On [January 12], the price of crude oil fell another 3 percent to $30.44 a barrel, according [ap.org] to The Associated Press.

[...]World oil markets are seeing a historic supply glut as production has increased in the United States, largely due to drilling techniques such as fracking and horizontal drilling. Additionally, the Organization of Petroleum Exporting Countries (OPEC) has continued to wage a price war it began in 2014 with low-cost producers in the US and elsewhere through unabated production. The glut has also been caused by falling demand for oil due to China's slowing economy.

"The starting point is the oversupply in the world market and the battle for market share among exporters", said Daniel Yergin, an energy expert and vice chairman of the IHS consulting firm, according [washingtonpost.com] to the Washington Post. "But the oil price is also being pounded down by the geopolitical rivalry between Saudi Arabia and Iran in the Middle East, and the imminent return of Iranian oil under the nuclear agreement, and, at the same time, by increasingly big worries about the Chinese economy."
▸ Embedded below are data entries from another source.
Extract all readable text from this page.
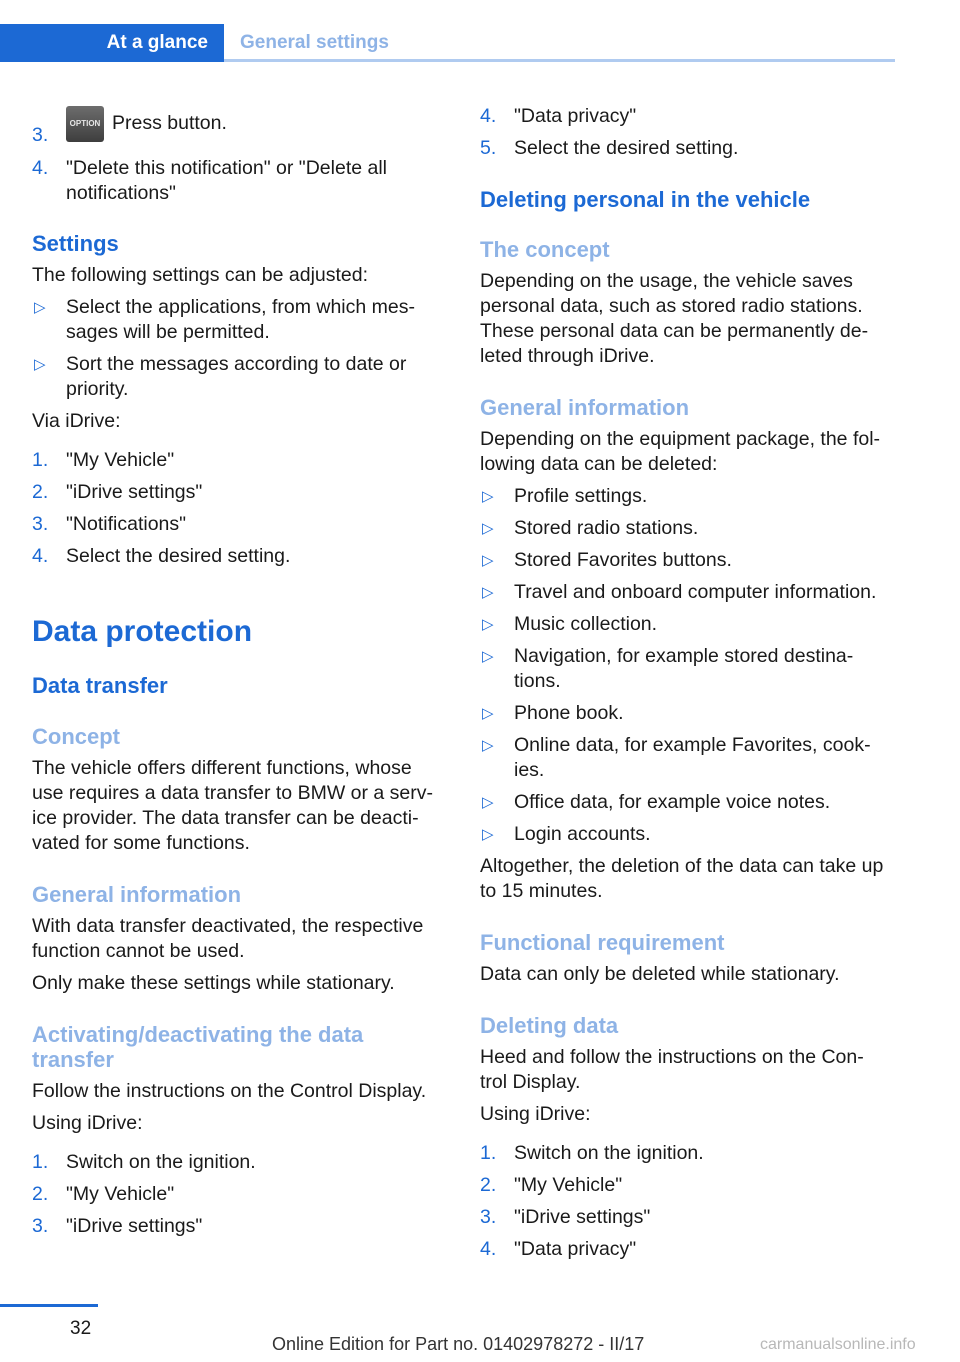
At a glance General settings
3.
OPTION Press button.
4. "Delete this notification" or "Delete all
notifications"
Settings
The following settings can be adjusted:
▷ Select the applications, from which mes-
sages will be permitted.
▷ Sort the messages according to date or
priority.
Via iDrive:
1. "My Vehicle"
2. "iDrive settings"
3. "Notifications"
4. Select the desired setting.
Data protection
Data transfer
Concept
The vehicle offers different functions, whose
use requires a data transfer to BMW or a serv-
ice provider. The data transfer can be deacti-
vated for some functions.
General information
With data transfer deactivated, the respective
function cannot be used.
Only make these settings while stationary.
Activating/deactivating the data
transfer
Follow the instructions on the Control Display.
Using iDrive:
1. Switch on the ignition.
2. "My Vehicle"
3. "iDrive settings"
4. "Data privacy"
5. Select the desired setting.
Deleting personal in the vehicle
The concept
Depending on the usage, the vehicle saves
personal data, such as stored radio stations.
These personal data can be permanently de-
leted through iDrive.
General information
Depending on the equipment package, the fol-
lowing data can be deleted:
▷ Profile settings.
▷ Stored radio stations.
▷ Stored Favorites buttons.
▷ Travel and onboard computer information.
▷ Music collection.
▷ Navigation, for example stored destina-
tions.
▷ Phone book.
▷ Online data, for example Favorites, cook-
ies.
▷ Office data, for example voice notes.
▷ Login accounts.
Altogether, the deletion of the data can take up
to 15 minutes.
Functional requirement
Data can only be deleted while stationary.
Deleting data
Heed and follow the instructions on the Con-
trol Display.
Using iDrive:
1. Switch on the ignition.
2. "My Vehicle"
3. "iDrive settings"
4. "Data privacy"
32
Online Edition for Part no. 01402978272 - II/17	carmanualsonline.info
Earlier on [January 12], Nigeria's oil minister said that some OPEC countries had requested an emergency meeting to consider supply cuts, Reuters reported [reuters.com]. The idea, however, was later rejected by the United Arab Emirates, sending prices tumbling.

[...]Falling oil prices reduce the profitability of oil extraction which, in turn, impacts drilling activity. In the early part of last year, the US' rig count was down 850 from the year before, while about 17,000 oil and gas workers in the US lost their jobs in 2015. When adding the oilfield support jobs lost in refineries and petrochemicals, the actual number of related layoffs grew to about 87,000, according to Michael Planet [google.com],[1] an economist at the Dallas Fed.

[1] Yeah, the link in TFA was useless too.

In quasi-related news, Common Dreams reports [commondreams.org]

Arch Coal, the United States' second largest coal supplier, [filed for bankruptcy January 11], signaling what environmentalists described as the "end of an era" as the country moves to more renewable, less-polluting energy sources.